A travessia

Por Severino Nunes de Melo

Era dia de feira em Ouro Velho (PB) e Caboclo Ferreira logo cedinho se dirigiu à cidade acompanhado por uma de suas filhas. A moça, com andar faceiro e uma beleza cabocla despertava desejos, dando para notar que depois do vestido de chita, da combinação e da anágua, existia um par de pernas morenas e bem torneadas. Isto gerava a cobiça dos homens que seguiam aquele mesmo caminho.

Naquele ano tinha chovido bastante e o riacho Lava Pé estava transbordando, era água de um canto a outro e como não existia arrodeio, todos tinham que atravessar no mesmo local.
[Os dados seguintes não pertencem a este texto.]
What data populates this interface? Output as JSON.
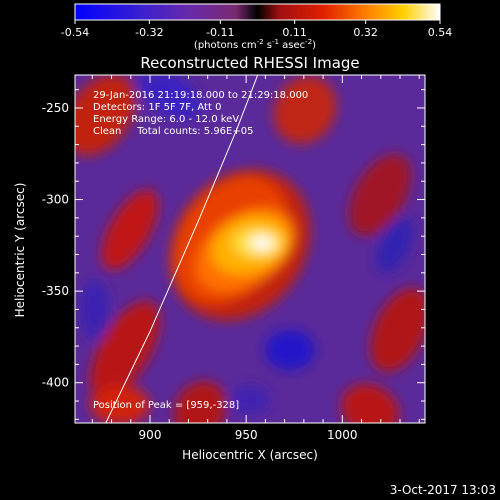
{
  "colorbar": {
    "ticks": [
      "-0.54",
      "-0.32",
      "-0.11",
      "0.11",
      "0.32",
      "0.54"
    ],
    "units": "(photons cm",
    "units_exp1": "-2",
    "units_mid": " s",
    "units_exp2": "-1",
    "units_mid2": " asec",
    "units_exp3": "-2",
    "units_end": ")",
    "range": [
      -0.54,
      0.54
    ]
  },
  "chart_data": {
    "type": "heatmap",
    "title": "Reconstructed RHESSI Image",
    "xlabel": "Heliocentric X (arcsec)",
    "ylabel": "Heliocentric Y (arcsec)",
    "xlim": [
      861,
      1043
    ],
    "ylim": [
      -422,
      -232
    ],
    "x_ticks": [
      900,
      950,
      1000
    ],
    "y_ticks": [
      -250,
      -300,
      -350,
      -400
    ],
    "peak": [
      959,
      -328
    ],
    "annotations": [
      "29-Jan-2016 21:19:18.000 to 21:29:18.000",
      "Detectors: 1F 5F 7F, Att 0",
      "Energy Range: 6.0 - 12.0 keV",
      "Clean     Total counts: 5.96E+05"
    ],
    "peak_label": "Position of Peak = [959,-328]",
    "colormap": "rainbow/hot",
    "limb_curve": [
      [
        877,
        -422
      ],
      [
        900,
        -372
      ],
      [
        925,
        -312
      ],
      [
        945,
        -262
      ],
      [
        956,
        -232
      ]
    ]
  },
  "footer": {
    "date": "3-Oct-2017 13:03"
  }
}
Para os homens não havia problema, bastava tirar as alpargatas e arregaçar as calças. Porém, para as mulheres a dificuldade era maior, o nível da água chegava quase à cintura e naquela época não era permitido descobrir em público os joelhos.
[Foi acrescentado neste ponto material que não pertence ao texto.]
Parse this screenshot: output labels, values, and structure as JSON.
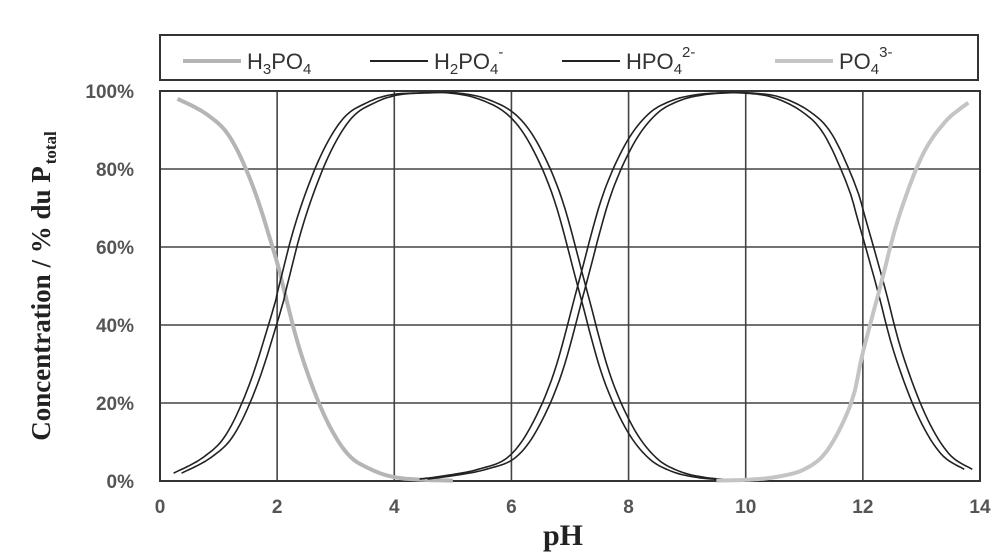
{
  "chart_data": {
    "type": "line",
    "title": "",
    "xlabel": "pH",
    "ylabel": "Concentration / % du P total",
    "ylabel_main": "Concentration / % du P",
    "ylabel_sub": "total",
    "xlim": [
      0,
      14
    ],
    "ylim": [
      0,
      100
    ],
    "x_ticks": [
      "0",
      "2",
      "4",
      "6",
      "8",
      "10",
      "12",
      "14"
    ],
    "y_ticks": [
      "0%",
      "20%",
      "40%",
      "60%",
      "80%",
      "100%"
    ],
    "grid": true,
    "legend_position": "top",
    "legend": [
      {
        "base": "H",
        "sub1": "3",
        "mid": "PO",
        "sub2": "4",
        "sup": ""
      },
      {
        "base": "H",
        "sub1": "2",
        "mid": "PO",
        "sub2": "4",
        "sup": "-"
      },
      {
        "base": "",
        "sub1": "",
        "mid": "HPO",
        "sub2": "4",
        "sup": "2-"
      },
      {
        "base": "",
        "sub1": "",
        "mid": "PO",
        "sub2": "4",
        "sup": "3-"
      }
    ],
    "pKa": [
      2.1,
      7.2,
      12.3
    ],
    "series": [
      {
        "name": "H3PO4",
        "color": "#b5b5b5",
        "x": [
          0.3,
          0.8,
          1.2,
          1.6,
          2.0,
          2.1,
          2.4,
          2.8,
          3.2,
          3.6,
          4.0,
          4.5,
          5.0
        ],
        "values": [
          98,
          94,
          88,
          75,
          56,
          50,
          33,
          17,
          7,
          3,
          1,
          0.3,
          0.1
        ]
      },
      {
        "name": "H2PO4-",
        "color": "#222222",
        "x": [
          0.3,
          0.8,
          1.2,
          1.6,
          2.0,
          2.1,
          2.4,
          2.8,
          3.2,
          3.6,
          4.0,
          4.5,
          5.0,
          5.5,
          6.0,
          6.4,
          6.8,
          7.2,
          7.6,
          8.0,
          8.4,
          8.8,
          9.2,
          9.6,
          10.0
        ],
        "values": [
          2,
          6,
          12,
          25,
          44,
          50,
          67,
          83,
          93,
          97,
          99,
          99.5,
          99.5,
          98,
          94,
          86,
          72,
          50,
          28,
          14,
          6,
          2.5,
          1,
          0.4,
          0.1
        ]
      },
      {
        "name": "HPO4 2-",
        "color": "#222222",
        "x": [
          4.5,
          5.0,
          5.5,
          6.0,
          6.4,
          6.8,
          7.2,
          7.6,
          8.0,
          8.4,
          8.8,
          9.2,
          9.6,
          10.0,
          10.5,
          11.0,
          11.4,
          11.8,
          12.0,
          12.3,
          12.6,
          13.0,
          13.4,
          13.8
        ],
        "values": [
          0.5,
          1.5,
          3,
          6,
          14,
          28,
          50,
          72,
          86,
          94,
          97.5,
          99,
          99.5,
          99.5,
          98.5,
          95,
          89,
          76,
          66,
          50,
          33,
          17,
          7,
          3
        ]
      },
      {
        "name": "PO4 3-",
        "color": "#c4c4c4",
        "x": [
          9.5,
          10.0,
          10.5,
          11.0,
          11.4,
          11.8,
          12.0,
          12.3,
          12.6,
          13.0,
          13.4,
          13.8
        ],
        "values": [
          0.1,
          0.3,
          1,
          3,
          8,
          20,
          33,
          50,
          67,
          83,
          92,
          97
        ]
      }
    ]
  }
}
Chegando a beira do riacho, Caboclo notou a presença de um jovem mancebo sentado numa pedra na outra margem. Com a presença de um homem estranho ali não seria possível à moça levantar as vestes e realizar a travessia. Caboclo, educadamente, pediu ao moço para se retirar por um instante, ficar por trás de uma moita e assim liberar a passagem da donzela.
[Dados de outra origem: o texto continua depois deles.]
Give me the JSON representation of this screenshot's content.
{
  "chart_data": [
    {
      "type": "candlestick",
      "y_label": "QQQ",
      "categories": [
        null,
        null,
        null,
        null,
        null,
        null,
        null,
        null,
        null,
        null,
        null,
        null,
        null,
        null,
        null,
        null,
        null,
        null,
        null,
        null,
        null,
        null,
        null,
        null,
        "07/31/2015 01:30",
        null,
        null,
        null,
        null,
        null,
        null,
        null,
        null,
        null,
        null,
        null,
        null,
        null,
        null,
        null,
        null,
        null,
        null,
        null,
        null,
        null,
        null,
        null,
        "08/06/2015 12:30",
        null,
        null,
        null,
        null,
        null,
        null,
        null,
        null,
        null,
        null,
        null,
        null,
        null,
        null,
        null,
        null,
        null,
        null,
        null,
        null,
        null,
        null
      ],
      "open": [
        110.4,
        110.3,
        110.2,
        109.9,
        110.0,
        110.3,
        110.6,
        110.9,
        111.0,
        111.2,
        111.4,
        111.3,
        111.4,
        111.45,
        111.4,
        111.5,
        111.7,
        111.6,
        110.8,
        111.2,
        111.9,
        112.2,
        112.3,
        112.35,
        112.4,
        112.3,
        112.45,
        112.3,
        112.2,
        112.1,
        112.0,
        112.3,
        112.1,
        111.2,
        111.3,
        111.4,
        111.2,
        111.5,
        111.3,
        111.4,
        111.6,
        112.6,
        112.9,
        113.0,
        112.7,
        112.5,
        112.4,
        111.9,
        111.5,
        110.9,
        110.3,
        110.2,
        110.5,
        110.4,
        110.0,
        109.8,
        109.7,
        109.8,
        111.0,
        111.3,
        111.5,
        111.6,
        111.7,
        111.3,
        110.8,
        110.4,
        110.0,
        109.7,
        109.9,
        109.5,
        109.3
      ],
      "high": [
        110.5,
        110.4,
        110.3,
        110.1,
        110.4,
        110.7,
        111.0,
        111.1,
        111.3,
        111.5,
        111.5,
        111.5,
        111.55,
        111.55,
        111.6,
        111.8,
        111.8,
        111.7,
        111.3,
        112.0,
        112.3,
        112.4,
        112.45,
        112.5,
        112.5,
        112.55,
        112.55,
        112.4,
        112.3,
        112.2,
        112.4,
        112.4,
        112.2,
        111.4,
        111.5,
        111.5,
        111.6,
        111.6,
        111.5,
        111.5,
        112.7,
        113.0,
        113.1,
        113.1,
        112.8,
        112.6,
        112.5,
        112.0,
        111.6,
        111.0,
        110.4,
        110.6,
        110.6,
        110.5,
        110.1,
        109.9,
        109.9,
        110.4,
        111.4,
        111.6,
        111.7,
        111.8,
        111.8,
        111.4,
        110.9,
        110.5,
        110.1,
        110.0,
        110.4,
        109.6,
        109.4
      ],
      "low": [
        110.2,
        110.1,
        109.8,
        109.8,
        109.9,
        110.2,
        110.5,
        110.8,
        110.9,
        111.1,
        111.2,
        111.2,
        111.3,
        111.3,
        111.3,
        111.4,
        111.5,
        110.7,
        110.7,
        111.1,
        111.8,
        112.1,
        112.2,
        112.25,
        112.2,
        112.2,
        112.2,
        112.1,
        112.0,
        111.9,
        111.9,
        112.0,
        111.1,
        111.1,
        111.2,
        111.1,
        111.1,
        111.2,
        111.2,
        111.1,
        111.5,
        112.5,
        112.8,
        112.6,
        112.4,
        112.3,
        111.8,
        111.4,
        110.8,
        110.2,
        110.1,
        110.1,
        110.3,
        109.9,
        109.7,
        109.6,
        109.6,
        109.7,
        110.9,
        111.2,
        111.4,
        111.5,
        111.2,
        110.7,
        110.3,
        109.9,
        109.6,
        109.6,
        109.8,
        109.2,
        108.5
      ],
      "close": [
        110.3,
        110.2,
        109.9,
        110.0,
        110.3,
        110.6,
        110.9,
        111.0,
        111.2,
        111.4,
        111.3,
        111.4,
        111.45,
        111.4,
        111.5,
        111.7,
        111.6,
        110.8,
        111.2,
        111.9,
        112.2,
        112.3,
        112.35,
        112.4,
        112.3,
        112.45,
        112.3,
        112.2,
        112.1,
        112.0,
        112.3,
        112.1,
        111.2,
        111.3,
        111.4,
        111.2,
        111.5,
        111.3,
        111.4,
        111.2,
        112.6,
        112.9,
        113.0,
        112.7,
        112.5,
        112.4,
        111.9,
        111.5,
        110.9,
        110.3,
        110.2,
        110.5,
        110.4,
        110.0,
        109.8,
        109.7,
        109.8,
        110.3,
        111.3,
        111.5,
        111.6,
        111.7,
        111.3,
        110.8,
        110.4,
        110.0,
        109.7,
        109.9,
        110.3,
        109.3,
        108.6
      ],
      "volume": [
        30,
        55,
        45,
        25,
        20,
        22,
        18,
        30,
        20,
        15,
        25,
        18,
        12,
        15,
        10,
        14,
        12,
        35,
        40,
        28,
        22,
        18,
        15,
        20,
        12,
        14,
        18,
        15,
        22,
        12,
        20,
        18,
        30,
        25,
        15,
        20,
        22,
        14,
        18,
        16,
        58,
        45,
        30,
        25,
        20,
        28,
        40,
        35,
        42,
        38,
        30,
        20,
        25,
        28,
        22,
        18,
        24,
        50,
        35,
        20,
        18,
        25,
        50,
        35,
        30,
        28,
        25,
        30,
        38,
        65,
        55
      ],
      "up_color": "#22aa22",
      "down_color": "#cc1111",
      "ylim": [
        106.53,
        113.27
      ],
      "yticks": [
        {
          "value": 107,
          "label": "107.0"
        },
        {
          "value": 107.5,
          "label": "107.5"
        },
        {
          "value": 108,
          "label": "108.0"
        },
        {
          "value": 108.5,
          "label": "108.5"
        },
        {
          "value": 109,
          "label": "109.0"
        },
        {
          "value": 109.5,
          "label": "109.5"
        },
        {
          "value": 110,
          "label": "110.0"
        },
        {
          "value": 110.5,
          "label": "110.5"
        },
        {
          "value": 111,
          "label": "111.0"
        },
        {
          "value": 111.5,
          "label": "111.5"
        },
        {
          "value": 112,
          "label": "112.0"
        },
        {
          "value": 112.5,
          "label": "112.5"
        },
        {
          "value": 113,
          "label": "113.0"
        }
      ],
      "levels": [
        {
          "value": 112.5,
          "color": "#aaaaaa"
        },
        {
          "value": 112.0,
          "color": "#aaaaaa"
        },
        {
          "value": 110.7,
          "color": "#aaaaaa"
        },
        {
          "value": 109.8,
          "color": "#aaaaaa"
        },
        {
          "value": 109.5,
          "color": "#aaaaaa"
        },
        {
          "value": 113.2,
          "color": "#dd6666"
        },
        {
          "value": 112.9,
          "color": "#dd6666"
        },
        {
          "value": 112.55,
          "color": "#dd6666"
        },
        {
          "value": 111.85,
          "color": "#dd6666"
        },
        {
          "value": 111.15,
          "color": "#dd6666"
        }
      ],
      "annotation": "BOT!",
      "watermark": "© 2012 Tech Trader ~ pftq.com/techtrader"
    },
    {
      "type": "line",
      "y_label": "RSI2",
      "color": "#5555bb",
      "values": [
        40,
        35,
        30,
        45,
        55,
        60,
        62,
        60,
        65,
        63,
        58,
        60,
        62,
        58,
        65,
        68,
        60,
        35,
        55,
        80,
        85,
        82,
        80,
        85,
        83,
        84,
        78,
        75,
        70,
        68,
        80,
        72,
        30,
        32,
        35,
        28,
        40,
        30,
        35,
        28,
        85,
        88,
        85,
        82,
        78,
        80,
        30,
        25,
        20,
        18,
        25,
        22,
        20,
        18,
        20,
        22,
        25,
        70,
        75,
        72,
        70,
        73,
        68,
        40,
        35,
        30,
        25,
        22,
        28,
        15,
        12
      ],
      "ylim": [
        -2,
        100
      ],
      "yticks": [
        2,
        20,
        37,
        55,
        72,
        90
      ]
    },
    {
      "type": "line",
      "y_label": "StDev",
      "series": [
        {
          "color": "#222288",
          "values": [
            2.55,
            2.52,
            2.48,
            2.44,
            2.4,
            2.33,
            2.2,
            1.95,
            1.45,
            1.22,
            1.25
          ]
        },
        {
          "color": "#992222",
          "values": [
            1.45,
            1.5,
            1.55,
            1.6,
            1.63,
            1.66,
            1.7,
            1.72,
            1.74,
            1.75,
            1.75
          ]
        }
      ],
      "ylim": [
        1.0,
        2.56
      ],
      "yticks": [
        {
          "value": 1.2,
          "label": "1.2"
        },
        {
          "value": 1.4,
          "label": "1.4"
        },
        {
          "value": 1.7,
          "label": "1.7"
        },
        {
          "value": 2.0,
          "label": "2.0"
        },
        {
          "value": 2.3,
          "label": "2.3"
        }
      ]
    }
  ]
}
O homem com cara de má vontade, retrucou dizendo que aquela estrada pertencia a todos e, portanto, ele não iria sair do local onde estava. Notava-se que o dito cujo estava mesmo era querendo se aproveitar da situação e ver as pernas da moça. Caboclo tirou as alpargatas de sola, arregaçou as calças, ajeitou a faca de dez polegadas na cintura, pediu à filha que aguardasse e calmamente atravessou o riacho. Na outra margem aproximou-se, por trás do cidadão colocando uma das mãos no seu pescoço e, com a força descomunal que tinha, empurrou a cabeça do elemento na água cobrindo-a totalmente de lama. Feito isto, virou-se para a filha e autorizou a sua passagem. A jovem enrolou as vestes na cintura, cuidando para evitar que a combinação e a anágua, peças brancas de morim, sofressem respingos de lama e sem pressa atravessou o riacho. Só assim Caboclo Ferreira liberou a cabeça do coitado, que sufocado estrebuchava na lama.

Depois de calçar as alpargatas e já pronto para seguir viagem, Caboclo ajeitou a faca na cintura e perguntou ao apavorado indivíduo:

– O senhor conseguiu ver alguma coisa?

E ele, tirando a lama do rosto, respondeu:

-Não sinhor, eu fechei bem os zóis e ainda apruveitei pra beber água.